LOUISVILLE, Ky. (AP) — No harness horse ever covered a mile faster than Cambest, earning him a place in racing royalty that continued during his second career: siring another generation of top Standardbreds in Kentucky horse country.
Cambest died this week at Walnut Hall Ltd., the Lexington farm where he spent more than 20 years in leisure and stud duties after a distinguished four-year racing career. The horse was 27 when he died Wednesday of an apparent heart attack, said Alan Leavitt, the farm's president and general manager.
The horse was still trotting up until his death. A farmhand mowing a field next to Cambest's paddock saw the horse trotting along the fence a few minutes before he was found dead, Leavitt said Friday.
"He was fine until suddenly something struck him down," Leavitt said. "It was just as quick as snapping your fingers."
The striking black horse sired offspring that have earned nearly $134.5 million in their own races, ranking Cambest seventh among pacing sires, according to the United States Trotting Association.
But it was his performance nearly 22 years ago that set Cambest apart from every other Standardbred in history.
On Aug. 16, 1993, Cambest became the fastest Standardbred in history when he paced a mile in one minute, 46.20 seconds in a time trial at the Illinois State Fair in Springfield. The record stands today.

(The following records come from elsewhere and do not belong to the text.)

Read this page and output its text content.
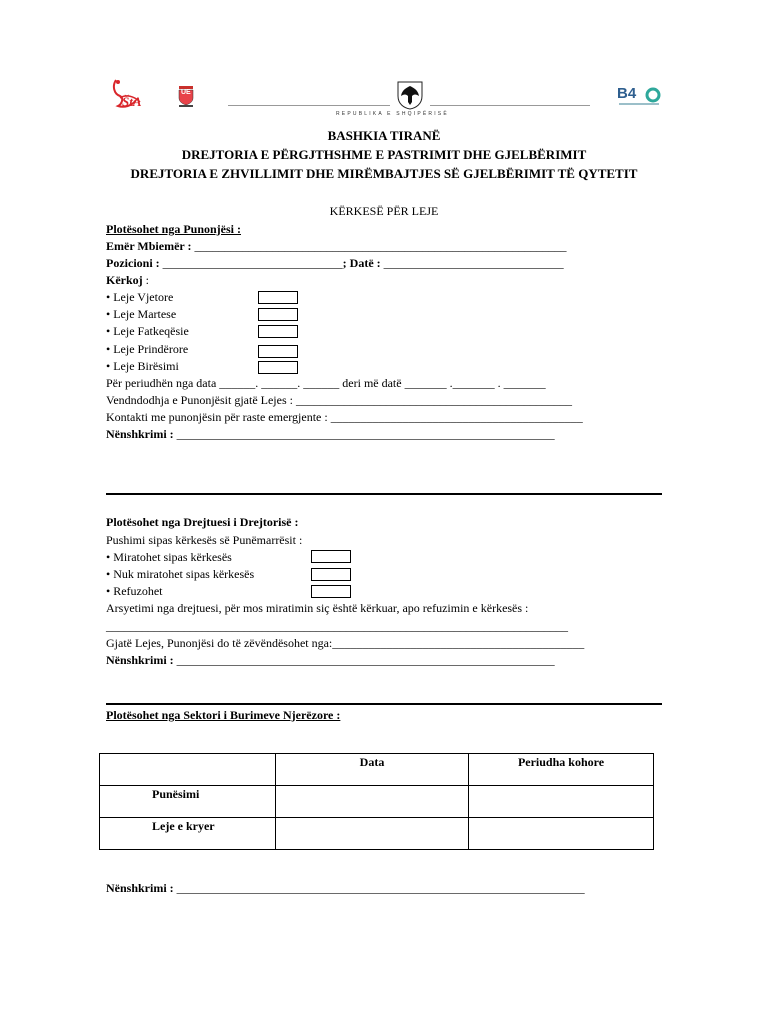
ŠtA
UE
REPUBLIKA E SHQIPËRISË
B4
BASHKIA TIRANË
DREJTORIA E PËRGJTHSHME E PASTRIMIT DHE GJELBËRIMIT
DREJTORIA E ZHVILLIMIT DHE MIRËMBAJTJES SË GJELBËRIMIT TË QYTETIT
KËRKESË PËR LEJE
Plotësohet nga Punonjësi :
Emër Mbiemër : ______________________________________________________________
Pozicioni : ______________________________; Datë : ______________________________
Kërkoj :
• Leje Vjetore
• Leje Martese
• Leje Fatkeqësie
• Leje Prindërore
• Leje Birësimi
Për periudhën nga data ______. ______. ______ deri më datë _______ ._______ . _______
Vendndodhja e Punonjësit gjatë Lejes : ______________________________________________
Kontakti me punonjësin për raste emergjente : __________________________________________
Nënshkrimi : _______________________________________________________________
Plotësohet nga Drejtuesi i Drejtorisë :
Pushimi sipas kërkesës së Punëmarrësit :
• Miratohet sipas kërkesës
• Nuk miratohet sipas kërkesës
• Refuzohet
Arsyetimi nga drejtuesi, për mos miratimin siç është kërkuar, apo refuzimin e kërkesës :
_____________________________________________________________________________
Gjatë Lejes, Punonjësi do të zëvëndësohet nga:__________________________________________
Nënshkrimi : _______________________________________________________________
Plotësohet nga Sektori i Burimeve Njerëzore :
	Data	Periudha kohore
Punësimi		
Leje e kryer		
Nënshkrimi : ____________________________________________________________________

"He was blessed with more extreme speed than anybody, before or since," Leavitt said.
Bill O'Donnell, who drove Cambest to the record for trainer Fred Grant, recalled the time trial as a "last-minute thing." It was a windy day, and the horse cut through a fairly brisk wind in the final stretch, O'Donnell said.
"He was a great horse," O'Donnell said. "I knew he could go a quarter of a mile faster than any horse I ever sat behind. But if you used him up in the middle course, he didn't have it for the end. But if you could save him up until the end, he could really go."
O'Donnell, who drove Cambest in about 10 races, listed the record-setting performance among his career highlights.
The horse was a consistent top finisher during his racing career. In 94 starts at North American tracks, he won 42 races, finished second 20 times and was third place six other times, according to the trotting association.
His career earnings totaled $1.44 million.
"He was a very, very good racehorse who had a fantastic day in breaking the world's record," said the horse's owner, Daniel Kramer of Scarsdale, New York. "It was a sad day yesterday. It was a good run."
Cambest was sociable with visitors to the farm — where he'll be buried next to some of the Walnut Hall's other great horses — and he enjoyed peppermints and head rubs, Leavitt said.
"He'd open his mouth and bear his teeth," he said. "But it was just an act. If you had something in the palm of your hand ... he immediately became a pussycat."